Vor gut 10 Jahren sah ich in einem Supermarkt, der auch die Gastronomie belieferte, ein riesiges Regal mit Kilo-Tüten Glutamat und machte mir so meine Gedanken. Heute ist das Glutamat der Prügelknabe, wobei das Bisschen in einer Tütensuppe – gemessen an den Einsatzmengen andernorts – kaum zu Buche schlägt. Sicher, man braucht es eigentlich nicht und es kann in höheren Dosen für empfindliche Konsumenten, besonders solche mit einer defekten Blut-Hirn-Schranke, unangenehm bis toxisch wirken.
Die Ernährungswirtschaft, entsprechend gescholten, setzte ersatzweise Hefeextrakt ein und bekommt jetzt auch dafür Prügel. Selbst in Anzeigen von Bioprodukten wird heute beteuert, dass kein Hefeextrakt (mehr) enthalten sei. So ist das Produkt, das meine bio-orientierte Großtante schon in den 1950er Jahren aus dem Reformhaus für unsere Vitamin-B-Versorgung immer mitgebracht hatte, in Misskredit geraten.
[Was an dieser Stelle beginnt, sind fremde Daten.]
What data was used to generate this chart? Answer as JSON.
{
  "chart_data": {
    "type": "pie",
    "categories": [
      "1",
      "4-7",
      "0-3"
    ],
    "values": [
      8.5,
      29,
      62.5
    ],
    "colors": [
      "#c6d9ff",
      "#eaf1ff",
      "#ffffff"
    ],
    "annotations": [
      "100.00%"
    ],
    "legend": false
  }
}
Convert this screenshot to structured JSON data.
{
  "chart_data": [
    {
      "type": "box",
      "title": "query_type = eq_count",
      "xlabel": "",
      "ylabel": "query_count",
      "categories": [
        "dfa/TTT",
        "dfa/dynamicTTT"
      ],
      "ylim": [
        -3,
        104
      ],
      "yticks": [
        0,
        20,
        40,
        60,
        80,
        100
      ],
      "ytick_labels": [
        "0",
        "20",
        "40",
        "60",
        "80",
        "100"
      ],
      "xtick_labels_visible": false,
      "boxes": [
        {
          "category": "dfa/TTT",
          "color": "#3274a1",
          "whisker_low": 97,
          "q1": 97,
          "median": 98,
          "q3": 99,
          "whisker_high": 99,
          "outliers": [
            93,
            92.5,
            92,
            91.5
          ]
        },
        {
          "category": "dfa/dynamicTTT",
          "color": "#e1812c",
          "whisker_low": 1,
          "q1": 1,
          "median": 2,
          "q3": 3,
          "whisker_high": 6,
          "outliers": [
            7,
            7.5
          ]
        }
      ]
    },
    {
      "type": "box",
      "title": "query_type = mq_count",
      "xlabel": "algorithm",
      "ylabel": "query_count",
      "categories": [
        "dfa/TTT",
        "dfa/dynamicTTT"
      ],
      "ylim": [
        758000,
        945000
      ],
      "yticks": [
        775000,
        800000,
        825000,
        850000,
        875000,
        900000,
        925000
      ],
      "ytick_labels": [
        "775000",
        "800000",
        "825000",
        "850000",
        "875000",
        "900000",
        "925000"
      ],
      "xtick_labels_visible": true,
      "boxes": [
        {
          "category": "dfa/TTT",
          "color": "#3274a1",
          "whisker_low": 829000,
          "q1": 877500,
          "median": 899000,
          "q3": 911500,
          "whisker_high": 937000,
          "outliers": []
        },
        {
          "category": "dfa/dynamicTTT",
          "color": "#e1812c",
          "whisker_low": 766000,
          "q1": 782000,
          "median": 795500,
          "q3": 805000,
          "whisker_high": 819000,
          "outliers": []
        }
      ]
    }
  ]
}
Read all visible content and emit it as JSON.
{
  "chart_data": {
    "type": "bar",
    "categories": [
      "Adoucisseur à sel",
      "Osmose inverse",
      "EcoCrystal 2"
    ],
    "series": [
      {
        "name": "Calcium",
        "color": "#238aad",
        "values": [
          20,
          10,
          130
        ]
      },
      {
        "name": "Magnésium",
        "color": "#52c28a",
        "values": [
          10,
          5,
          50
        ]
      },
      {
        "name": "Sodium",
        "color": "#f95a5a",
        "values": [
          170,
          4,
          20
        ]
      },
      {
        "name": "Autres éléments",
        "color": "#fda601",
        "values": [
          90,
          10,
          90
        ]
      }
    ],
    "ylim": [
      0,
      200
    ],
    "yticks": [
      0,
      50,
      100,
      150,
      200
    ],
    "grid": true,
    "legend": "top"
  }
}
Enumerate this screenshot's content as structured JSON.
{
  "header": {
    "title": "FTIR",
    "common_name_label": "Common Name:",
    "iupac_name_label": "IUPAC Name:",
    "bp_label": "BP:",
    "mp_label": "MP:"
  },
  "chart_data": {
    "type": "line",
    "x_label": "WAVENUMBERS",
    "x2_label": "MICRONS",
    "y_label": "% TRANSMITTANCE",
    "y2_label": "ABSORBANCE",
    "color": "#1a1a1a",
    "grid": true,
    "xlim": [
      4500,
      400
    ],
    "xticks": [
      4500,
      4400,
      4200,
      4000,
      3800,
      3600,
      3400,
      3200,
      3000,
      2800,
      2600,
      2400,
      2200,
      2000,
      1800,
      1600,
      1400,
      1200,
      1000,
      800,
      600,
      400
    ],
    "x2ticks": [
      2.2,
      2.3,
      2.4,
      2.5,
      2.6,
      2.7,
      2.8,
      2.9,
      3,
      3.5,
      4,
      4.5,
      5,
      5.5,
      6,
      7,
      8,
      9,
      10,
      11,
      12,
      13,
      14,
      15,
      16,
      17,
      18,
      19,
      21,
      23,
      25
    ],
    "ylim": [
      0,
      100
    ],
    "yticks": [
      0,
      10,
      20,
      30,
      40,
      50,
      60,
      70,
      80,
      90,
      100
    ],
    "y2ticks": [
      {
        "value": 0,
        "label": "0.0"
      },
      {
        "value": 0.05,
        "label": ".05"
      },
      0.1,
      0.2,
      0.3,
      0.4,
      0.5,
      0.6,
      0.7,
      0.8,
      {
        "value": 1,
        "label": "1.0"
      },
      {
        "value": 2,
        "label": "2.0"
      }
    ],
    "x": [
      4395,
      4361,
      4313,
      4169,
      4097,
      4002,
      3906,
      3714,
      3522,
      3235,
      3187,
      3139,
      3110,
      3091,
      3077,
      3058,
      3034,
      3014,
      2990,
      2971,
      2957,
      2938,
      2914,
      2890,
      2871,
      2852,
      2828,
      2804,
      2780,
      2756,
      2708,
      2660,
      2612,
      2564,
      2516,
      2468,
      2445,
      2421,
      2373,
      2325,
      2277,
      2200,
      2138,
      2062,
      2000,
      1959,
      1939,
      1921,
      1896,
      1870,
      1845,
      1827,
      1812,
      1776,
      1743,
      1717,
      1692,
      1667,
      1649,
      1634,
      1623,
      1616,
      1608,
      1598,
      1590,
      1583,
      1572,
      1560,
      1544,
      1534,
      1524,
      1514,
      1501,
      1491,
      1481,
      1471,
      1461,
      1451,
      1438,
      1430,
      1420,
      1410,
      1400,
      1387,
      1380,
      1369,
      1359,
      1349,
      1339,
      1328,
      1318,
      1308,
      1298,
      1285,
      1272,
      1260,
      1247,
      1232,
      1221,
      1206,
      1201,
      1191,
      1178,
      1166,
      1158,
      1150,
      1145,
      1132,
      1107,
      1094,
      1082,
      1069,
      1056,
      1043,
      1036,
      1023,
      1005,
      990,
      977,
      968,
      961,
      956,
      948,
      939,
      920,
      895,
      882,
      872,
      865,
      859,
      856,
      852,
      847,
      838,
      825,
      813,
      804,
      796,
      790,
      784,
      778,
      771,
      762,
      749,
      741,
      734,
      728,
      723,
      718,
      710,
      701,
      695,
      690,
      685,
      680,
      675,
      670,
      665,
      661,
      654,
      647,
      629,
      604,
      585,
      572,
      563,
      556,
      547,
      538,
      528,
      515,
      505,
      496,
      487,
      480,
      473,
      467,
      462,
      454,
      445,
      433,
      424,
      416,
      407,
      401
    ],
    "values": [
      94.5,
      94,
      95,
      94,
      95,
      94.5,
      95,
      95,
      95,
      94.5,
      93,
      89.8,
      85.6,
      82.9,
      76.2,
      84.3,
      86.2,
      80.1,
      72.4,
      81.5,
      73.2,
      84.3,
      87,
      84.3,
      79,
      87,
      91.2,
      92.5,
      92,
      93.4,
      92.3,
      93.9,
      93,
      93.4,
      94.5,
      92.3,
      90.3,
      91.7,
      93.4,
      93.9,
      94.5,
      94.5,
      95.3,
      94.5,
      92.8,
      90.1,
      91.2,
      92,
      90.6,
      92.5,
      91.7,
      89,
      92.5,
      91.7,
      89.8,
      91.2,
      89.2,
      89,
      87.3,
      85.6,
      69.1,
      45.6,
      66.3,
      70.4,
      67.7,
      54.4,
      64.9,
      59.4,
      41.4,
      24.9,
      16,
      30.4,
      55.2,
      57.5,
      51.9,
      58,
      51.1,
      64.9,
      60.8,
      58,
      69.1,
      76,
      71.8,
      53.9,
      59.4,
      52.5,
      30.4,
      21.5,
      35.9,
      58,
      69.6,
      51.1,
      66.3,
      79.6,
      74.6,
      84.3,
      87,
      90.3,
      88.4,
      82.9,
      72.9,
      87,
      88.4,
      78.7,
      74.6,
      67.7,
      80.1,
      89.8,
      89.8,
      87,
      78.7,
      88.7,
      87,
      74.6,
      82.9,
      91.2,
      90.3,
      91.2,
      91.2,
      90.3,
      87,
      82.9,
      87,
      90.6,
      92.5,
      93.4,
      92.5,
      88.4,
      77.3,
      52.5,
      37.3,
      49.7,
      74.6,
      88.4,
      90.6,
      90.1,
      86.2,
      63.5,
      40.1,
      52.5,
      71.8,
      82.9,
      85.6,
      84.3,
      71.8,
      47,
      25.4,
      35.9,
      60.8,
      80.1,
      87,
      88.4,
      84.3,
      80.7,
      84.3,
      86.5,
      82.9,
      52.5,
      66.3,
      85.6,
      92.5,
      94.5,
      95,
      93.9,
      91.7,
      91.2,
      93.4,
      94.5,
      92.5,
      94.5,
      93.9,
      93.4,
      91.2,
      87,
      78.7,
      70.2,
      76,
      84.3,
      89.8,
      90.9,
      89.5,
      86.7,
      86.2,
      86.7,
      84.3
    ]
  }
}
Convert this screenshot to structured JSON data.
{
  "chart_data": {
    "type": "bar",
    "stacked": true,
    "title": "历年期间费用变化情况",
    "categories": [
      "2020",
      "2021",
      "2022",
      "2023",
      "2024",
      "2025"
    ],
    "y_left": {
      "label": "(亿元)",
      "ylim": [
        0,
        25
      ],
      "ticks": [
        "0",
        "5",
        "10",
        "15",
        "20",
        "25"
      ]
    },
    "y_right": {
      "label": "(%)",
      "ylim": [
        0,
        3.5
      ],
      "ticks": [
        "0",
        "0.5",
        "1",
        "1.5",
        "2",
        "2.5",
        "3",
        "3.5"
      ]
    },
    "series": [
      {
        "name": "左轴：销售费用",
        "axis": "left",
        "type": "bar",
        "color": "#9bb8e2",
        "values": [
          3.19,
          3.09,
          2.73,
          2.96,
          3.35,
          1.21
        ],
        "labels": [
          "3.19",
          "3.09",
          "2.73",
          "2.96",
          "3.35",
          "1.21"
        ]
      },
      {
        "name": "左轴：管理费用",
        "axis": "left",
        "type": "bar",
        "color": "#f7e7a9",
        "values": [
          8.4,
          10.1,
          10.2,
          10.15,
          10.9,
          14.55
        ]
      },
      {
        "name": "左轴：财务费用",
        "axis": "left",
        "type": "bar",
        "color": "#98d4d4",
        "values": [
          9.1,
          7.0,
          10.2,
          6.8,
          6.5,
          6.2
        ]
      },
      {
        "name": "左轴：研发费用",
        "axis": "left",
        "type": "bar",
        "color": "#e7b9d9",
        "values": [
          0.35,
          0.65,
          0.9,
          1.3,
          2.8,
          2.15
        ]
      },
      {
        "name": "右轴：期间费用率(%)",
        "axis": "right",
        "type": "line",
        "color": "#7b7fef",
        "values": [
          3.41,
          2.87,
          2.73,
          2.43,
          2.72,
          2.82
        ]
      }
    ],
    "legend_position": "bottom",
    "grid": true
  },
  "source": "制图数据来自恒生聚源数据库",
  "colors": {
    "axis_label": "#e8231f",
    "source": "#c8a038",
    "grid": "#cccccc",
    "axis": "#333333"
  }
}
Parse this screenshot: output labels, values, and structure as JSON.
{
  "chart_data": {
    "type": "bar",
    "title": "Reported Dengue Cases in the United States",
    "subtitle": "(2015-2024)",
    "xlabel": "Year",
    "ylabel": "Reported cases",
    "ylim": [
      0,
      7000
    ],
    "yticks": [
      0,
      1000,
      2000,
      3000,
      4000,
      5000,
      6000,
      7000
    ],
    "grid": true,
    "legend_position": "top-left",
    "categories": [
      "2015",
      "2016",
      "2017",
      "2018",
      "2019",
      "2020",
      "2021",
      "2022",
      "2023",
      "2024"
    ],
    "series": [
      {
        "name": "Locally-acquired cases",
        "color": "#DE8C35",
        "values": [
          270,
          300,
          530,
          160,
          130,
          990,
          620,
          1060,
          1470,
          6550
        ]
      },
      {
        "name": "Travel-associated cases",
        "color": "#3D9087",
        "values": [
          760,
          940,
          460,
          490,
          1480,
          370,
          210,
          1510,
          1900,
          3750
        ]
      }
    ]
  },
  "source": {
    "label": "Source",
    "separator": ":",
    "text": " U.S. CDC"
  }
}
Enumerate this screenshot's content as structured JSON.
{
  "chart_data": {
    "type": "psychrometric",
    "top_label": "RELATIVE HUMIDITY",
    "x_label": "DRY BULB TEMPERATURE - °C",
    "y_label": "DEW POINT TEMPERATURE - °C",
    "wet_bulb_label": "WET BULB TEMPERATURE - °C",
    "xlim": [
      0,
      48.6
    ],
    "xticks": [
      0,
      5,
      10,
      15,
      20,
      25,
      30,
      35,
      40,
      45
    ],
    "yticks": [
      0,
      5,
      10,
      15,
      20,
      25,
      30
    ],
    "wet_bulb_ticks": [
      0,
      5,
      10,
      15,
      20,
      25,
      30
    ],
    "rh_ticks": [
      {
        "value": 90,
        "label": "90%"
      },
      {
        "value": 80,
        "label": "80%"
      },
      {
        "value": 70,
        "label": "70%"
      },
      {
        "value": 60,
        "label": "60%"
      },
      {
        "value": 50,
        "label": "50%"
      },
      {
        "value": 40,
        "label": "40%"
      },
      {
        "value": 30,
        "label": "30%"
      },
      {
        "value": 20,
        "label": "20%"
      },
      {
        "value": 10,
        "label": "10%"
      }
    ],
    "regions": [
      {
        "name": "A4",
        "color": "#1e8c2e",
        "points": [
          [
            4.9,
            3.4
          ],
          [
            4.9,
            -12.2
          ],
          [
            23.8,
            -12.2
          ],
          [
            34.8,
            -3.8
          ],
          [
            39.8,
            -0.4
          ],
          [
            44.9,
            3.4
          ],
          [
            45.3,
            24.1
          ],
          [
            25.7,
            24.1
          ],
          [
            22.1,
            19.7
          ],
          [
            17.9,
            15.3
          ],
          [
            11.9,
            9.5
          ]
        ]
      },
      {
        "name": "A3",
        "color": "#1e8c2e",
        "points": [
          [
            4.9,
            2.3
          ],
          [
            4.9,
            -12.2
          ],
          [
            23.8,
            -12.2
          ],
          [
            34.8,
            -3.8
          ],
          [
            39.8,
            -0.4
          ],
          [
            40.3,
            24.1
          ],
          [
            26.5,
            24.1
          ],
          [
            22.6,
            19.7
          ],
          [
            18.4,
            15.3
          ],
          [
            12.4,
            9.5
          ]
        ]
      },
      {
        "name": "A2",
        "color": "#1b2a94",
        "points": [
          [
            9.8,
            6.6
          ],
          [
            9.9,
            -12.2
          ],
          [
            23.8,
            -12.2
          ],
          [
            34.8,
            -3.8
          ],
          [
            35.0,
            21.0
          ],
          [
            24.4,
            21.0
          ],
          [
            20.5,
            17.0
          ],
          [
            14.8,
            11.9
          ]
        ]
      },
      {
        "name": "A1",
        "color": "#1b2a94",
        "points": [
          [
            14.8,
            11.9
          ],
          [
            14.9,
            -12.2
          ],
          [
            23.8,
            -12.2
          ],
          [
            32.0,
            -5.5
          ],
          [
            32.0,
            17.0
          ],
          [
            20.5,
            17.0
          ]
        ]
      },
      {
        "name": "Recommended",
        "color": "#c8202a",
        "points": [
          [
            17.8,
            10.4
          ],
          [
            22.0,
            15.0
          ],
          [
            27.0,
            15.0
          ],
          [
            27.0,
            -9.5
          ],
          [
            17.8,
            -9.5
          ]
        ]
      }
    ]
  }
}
Ich meine zu Unrecht, enthält doch Hefeextrakt mit ca. 10 % weniger Glutamat als andere Quellen, z. B. Getreide- (bis 40 %) oder Milchproteine (25 %) – wenngleich es in letzteren weitgehend in Proteinbindung oder teilweise als Glutamin vorliegt und damit langsamer verfügbar ist. Tomaten enthalten 140 mg freies Glutamat, eine Tütensuppe mit Hefeextrakt < 20 mg pro Portion.
Allerdings enthält Hefeextrakt zusätzlich etwa je 1–1,5 % Inosinmonophosphat bzw. Guanosinmonophosphat – beide ebenfalls Geschmacksverstärker. Davon ist allerdings nie die Rede. Mein oben erwähnter Vorbehalt trifft sie jedoch gleichfalls. Der Hauptgrund des Einsatzes von Hefeextrakt dürfte jedoch der typische und angenehme Eigengeschmack sein, der Hefeextrakt schon früher zum (manchmal besseren) Ersatz von Fleischextrakt werden ließ.
Was mich an der Sache stört, ist, wie undifferenziert man heute auch im Ernährungsbereich „in der Gegend herum schießt“ und dabei wichtigere andere Probleme übersieht.
In diesem Sinne – bleiben Sie bewusst kritisch.